Figure 6. Cardiac enhancers classifier.

(A) The motifs with bootstrap confidence over 65%. The confidence levels are shown as bars and are colour-coded with darker color for larger confidence. The motif with the greatest confidence was the de novo CEE motif followed by another de novo motif somatic1. The GATA motif and the fkh motif from JASPAR had smaller confidence. As expected, Tin motifs were not retrieved as all fragments had been selected based upon high Tin occupancy, which in most cases involves Tin motifs, whereas the classifier was trained to distinguish between the two groups of enhancers. (In addition, the exact borders of both the cardiac and non-cardiac enhancers had been adjusted for their inclusion of one or more Tin motifs, if present within the binding peak region). (B) The regression coefficients in the final classifier that contains only the 4 motifs with >65% confidence. During classifier training the cardiac enhancers were given a target value of 1 and the rest of enhancers −1. Enhancers are scored by multiplying the regression coefficients with the standardized motif hit density (standardized to zero mean and unit variance over the whole dataset) in the sequence. Thus, a positive regression coefficient indicates that the above-average motif presence predicts cardiac enhancers, and negative that it predicts non-cardiac enhancers. The motif with the largest positive regression coefficient is the CEE motif followed by GATA. GATA (Pnr) is a known co-factor of Tin, which we further verified in our mutation analysis, while CEE was the novel predicted motif (see main text). Presence of two motifs: somatic1 and fkh predicted the non-cardiac enhancers. Somatic1 is another de novo motif we discovered (see Materials and Methods) but which we did not test functionally, while fkh indicates that a protein from the forkhead family likely binds to those Tin-bound enhancers that are not active in the cardiac cells but in other parts of the mesoderm. Note that the AUC score shown is an overly optimistic estimate of real generalization error due to selection bias .
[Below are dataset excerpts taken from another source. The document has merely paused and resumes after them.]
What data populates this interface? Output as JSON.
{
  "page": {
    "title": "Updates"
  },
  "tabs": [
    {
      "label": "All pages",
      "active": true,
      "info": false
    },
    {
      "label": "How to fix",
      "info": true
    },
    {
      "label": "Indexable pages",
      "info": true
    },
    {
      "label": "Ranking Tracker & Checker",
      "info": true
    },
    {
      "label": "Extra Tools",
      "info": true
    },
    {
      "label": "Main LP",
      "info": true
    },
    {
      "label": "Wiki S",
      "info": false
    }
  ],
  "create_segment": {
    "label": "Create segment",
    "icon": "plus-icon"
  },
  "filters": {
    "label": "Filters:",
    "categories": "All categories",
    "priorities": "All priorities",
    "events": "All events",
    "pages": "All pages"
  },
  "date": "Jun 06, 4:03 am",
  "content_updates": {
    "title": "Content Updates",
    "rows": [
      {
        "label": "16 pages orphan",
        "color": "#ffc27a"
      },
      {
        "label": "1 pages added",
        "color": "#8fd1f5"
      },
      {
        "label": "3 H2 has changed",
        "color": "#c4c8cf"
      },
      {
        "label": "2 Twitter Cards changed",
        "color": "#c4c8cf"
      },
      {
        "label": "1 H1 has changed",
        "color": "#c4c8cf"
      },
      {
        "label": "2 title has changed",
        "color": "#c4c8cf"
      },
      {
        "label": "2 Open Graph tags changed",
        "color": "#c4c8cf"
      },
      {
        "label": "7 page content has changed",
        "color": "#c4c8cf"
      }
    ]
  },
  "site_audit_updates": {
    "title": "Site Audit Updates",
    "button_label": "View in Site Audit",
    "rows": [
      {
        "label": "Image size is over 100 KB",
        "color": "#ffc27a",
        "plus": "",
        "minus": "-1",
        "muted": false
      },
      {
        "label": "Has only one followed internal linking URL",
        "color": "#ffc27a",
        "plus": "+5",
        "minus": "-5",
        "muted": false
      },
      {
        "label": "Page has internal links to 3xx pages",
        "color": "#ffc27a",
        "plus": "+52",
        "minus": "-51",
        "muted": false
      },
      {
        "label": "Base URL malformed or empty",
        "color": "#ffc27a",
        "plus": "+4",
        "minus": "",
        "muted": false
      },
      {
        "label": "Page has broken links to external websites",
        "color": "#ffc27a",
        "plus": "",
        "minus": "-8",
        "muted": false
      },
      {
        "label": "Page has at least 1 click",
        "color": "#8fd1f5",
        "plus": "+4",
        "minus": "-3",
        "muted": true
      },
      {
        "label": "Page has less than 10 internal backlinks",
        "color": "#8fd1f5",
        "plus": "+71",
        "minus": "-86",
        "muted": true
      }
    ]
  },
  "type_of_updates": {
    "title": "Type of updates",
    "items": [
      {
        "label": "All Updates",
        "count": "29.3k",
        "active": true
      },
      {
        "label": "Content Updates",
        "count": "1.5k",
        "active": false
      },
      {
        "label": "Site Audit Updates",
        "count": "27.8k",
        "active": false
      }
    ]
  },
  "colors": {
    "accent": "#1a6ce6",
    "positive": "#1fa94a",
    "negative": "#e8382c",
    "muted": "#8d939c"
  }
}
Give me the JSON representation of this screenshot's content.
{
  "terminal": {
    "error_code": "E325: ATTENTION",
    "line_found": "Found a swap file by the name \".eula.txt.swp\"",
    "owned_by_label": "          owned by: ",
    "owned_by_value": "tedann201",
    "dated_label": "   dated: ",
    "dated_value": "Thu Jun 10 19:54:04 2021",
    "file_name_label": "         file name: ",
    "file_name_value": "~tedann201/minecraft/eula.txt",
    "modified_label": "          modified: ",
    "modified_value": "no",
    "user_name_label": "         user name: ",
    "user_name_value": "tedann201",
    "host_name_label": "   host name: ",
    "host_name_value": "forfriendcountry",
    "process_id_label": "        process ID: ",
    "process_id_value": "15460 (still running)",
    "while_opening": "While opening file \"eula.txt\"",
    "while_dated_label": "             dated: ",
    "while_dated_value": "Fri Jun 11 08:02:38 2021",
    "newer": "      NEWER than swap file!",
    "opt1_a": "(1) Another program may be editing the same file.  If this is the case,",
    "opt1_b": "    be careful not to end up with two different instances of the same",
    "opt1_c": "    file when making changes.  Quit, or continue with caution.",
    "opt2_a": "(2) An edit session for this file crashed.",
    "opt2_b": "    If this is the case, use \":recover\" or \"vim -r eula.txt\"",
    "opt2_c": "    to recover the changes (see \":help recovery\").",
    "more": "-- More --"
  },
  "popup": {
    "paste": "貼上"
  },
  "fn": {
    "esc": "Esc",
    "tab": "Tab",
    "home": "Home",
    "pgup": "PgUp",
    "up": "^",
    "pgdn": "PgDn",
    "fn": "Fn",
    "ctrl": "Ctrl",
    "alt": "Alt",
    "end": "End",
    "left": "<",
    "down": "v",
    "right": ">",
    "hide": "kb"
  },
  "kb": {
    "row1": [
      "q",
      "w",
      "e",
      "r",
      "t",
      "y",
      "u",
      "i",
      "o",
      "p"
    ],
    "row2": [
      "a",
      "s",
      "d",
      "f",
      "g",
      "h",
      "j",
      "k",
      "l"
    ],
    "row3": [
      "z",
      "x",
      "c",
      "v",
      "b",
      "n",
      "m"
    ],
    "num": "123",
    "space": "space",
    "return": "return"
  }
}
Figure 7. In vivo assays of the function of the CEE motifs in selected cardiac enhancers.

(A1, B1, C1) Schematic drawings of the predicted Tin, Pnr, and Doc binding sites within cardiac enhancers as in Figure 5 and the positions of the CEE motifs relative to these (green bars). (A2–A5) Mutation of the CEE motifs causes a strong reduction of EgfrE1s-GFP activity in cardioblast progenitors at stage 12 (A2, A3) and in cardioblasts at stage 14 (A4, A5). (B2–B5) Mutation of the CEE motifs leads to the absence of lin-28L64s-GFP activity in heart precursors (and amnioserosa cells) at stage 14 (B2, B3) and a reduced activity in cardioblasts and pericardial cells at stage 16 (B4, B5). (C2, C3) Mutation of the CEE motifs causes almost complete loss of midE19s-GFP activity in Tin⁺ cardioblasts (stage 16).